Yeah, this show blows.
I mean, it isn’t without its positives. The Freddy episodes are all watchable and a few range from good to great. But if you want to look at the bigger picture…
In the tapestry of the Nightmare on Elm Street film series it actually fills in that narrative gap between Part 5: The Dream Child and Freddy’s Dead: The Final Nightmare. Part 5 concluded the ongoing story arc that had followed Parts 1, 3 and 4 (Part 2 being this weird non sequitur side-story). Freddy’s Dead was set 10 years after Part 5 and, according to its opening exposition, Freddy had killed off all the children in Springwood and taken complete control of the town’s reality. Freddy becomes so powerful that he can warp time and space, preventing victims from leaving Springwood.
Coming out between Part 5 and Freddy’s Dead, the context of Freddy’s Nightmares actually makes more sense. This is basically Freddy having unchallenged freedom to slaughter everyone in Springwood, becoming so powerful that he can warp reality (many of the stories feature the nightmares bleeding into the real world). It also works with that Twilight Zone theme I talked about, where people can’t escape Springwood because Freddy won’t let them (which was a subplot in Freddy’s Dead).
So even Freddy’s Nightmares serves a purpose in the chronology of the franchise’s ongoing story. It’s rather unsightly and boring, but it does its job.
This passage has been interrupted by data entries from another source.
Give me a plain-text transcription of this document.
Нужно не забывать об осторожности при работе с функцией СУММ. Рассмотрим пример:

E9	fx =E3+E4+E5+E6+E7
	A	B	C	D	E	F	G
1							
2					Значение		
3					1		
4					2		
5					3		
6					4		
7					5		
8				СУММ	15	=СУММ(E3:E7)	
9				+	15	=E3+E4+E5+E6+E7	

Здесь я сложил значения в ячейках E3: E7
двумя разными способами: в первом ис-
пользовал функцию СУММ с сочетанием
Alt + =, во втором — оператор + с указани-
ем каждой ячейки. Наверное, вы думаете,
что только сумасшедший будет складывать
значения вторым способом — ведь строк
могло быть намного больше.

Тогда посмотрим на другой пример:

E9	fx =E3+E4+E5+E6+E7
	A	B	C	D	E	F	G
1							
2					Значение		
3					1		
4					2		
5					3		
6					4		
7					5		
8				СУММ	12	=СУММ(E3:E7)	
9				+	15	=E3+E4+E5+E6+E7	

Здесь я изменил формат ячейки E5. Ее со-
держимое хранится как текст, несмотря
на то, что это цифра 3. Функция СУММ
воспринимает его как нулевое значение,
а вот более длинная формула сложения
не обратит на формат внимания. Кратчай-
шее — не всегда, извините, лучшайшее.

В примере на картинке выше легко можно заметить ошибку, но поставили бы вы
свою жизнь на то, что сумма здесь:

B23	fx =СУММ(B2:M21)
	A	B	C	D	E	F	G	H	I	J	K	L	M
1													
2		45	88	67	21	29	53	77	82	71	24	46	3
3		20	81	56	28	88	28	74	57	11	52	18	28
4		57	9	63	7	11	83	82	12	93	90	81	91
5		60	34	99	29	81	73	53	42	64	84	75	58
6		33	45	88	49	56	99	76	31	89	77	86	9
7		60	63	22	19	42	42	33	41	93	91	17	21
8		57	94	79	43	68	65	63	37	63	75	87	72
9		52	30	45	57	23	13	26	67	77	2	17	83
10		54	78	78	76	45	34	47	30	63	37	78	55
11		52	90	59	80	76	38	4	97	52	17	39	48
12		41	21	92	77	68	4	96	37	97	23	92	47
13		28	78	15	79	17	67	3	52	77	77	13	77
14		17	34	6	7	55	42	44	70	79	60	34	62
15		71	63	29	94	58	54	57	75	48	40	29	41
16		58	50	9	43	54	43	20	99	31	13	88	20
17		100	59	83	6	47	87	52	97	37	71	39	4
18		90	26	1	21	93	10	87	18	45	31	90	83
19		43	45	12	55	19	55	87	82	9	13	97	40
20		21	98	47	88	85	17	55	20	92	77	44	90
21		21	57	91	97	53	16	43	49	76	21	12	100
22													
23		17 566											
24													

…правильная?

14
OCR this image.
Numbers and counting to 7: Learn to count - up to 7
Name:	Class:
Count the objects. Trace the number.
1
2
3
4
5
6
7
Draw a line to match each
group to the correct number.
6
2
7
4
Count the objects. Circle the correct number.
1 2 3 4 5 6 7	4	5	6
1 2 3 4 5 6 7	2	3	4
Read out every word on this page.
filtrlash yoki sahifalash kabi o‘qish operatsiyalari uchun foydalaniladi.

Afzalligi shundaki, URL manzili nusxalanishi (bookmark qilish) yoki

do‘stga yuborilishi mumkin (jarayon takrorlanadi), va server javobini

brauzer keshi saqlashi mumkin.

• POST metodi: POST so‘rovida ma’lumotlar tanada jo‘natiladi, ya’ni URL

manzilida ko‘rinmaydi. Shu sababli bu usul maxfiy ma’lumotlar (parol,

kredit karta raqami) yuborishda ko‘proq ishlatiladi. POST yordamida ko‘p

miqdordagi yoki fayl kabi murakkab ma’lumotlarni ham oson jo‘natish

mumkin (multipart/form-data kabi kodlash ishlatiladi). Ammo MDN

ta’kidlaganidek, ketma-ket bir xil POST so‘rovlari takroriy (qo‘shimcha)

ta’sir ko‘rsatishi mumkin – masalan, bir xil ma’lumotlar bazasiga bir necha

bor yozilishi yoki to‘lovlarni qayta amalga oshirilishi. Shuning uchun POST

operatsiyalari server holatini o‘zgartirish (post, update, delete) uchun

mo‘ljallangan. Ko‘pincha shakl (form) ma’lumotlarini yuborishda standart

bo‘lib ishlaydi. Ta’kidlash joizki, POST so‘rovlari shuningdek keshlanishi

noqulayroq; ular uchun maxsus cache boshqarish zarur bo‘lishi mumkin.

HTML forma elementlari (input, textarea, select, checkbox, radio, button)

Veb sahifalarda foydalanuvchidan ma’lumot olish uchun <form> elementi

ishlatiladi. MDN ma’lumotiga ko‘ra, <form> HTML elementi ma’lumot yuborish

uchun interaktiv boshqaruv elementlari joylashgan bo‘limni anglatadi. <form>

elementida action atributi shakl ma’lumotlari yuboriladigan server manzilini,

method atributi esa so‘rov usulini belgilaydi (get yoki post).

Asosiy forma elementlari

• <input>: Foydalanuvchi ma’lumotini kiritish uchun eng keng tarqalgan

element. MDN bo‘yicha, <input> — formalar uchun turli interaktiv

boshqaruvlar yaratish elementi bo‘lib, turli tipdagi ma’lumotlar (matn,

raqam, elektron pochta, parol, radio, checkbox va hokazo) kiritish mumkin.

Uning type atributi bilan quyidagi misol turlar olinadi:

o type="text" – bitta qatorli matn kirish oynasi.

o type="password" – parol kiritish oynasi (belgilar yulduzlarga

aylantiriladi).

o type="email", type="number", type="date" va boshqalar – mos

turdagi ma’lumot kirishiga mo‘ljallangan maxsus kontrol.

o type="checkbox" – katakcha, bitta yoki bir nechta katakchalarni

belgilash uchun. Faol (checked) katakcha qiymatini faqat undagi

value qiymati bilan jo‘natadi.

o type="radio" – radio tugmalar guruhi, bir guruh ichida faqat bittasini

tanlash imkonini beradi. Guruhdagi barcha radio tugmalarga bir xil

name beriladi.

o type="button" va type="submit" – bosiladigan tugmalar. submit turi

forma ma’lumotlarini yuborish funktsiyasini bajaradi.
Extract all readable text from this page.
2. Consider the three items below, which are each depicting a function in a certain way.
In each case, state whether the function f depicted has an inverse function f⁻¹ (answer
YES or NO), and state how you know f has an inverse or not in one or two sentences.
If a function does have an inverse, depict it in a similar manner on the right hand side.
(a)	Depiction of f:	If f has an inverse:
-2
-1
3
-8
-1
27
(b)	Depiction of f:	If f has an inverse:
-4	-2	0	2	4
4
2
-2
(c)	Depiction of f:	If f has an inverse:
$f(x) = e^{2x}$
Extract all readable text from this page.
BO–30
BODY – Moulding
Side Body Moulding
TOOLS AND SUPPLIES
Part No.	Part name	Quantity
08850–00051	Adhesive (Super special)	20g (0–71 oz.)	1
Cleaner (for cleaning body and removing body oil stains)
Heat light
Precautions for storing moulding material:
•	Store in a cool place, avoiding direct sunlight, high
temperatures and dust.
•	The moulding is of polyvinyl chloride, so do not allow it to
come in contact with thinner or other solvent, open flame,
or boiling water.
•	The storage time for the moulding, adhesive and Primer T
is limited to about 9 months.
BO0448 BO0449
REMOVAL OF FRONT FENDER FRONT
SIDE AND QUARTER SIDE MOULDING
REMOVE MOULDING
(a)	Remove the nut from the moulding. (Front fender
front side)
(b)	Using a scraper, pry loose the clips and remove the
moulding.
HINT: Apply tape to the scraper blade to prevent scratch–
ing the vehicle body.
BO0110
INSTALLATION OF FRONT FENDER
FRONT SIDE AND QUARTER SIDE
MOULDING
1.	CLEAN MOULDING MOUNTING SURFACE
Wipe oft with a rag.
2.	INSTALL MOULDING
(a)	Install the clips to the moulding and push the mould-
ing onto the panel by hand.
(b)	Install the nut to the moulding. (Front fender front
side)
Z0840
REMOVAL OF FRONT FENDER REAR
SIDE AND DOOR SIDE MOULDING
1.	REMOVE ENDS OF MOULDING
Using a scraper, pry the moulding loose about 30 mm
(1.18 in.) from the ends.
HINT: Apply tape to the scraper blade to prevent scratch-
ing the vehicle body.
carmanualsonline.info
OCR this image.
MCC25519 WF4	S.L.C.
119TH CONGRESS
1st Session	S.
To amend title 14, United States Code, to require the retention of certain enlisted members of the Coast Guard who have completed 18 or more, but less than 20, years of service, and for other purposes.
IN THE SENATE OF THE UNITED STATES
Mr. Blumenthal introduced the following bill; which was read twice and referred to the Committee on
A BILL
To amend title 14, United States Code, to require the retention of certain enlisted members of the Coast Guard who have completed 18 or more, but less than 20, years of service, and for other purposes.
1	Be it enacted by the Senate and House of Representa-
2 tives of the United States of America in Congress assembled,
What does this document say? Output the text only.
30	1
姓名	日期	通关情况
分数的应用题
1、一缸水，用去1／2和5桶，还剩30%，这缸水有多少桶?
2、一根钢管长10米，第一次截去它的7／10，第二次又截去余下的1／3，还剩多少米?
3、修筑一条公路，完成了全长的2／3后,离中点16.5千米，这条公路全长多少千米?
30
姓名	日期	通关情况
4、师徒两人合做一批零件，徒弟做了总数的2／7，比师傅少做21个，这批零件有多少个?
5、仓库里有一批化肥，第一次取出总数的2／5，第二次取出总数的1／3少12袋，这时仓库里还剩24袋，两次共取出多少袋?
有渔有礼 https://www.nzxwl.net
If you’re marathoning the movies, I’d recommend slotting the 8 Freddy episodes of this show in-between Part 5 and Freddy’s Dead and maybe that awkward time-skip between the movies won’t be quite so off-putting.
Or you could continue to ignore this TV show and pretend it doesn’t exist like everyone else has for the past 20-something years. I honestly wouldn’t blame you if you did.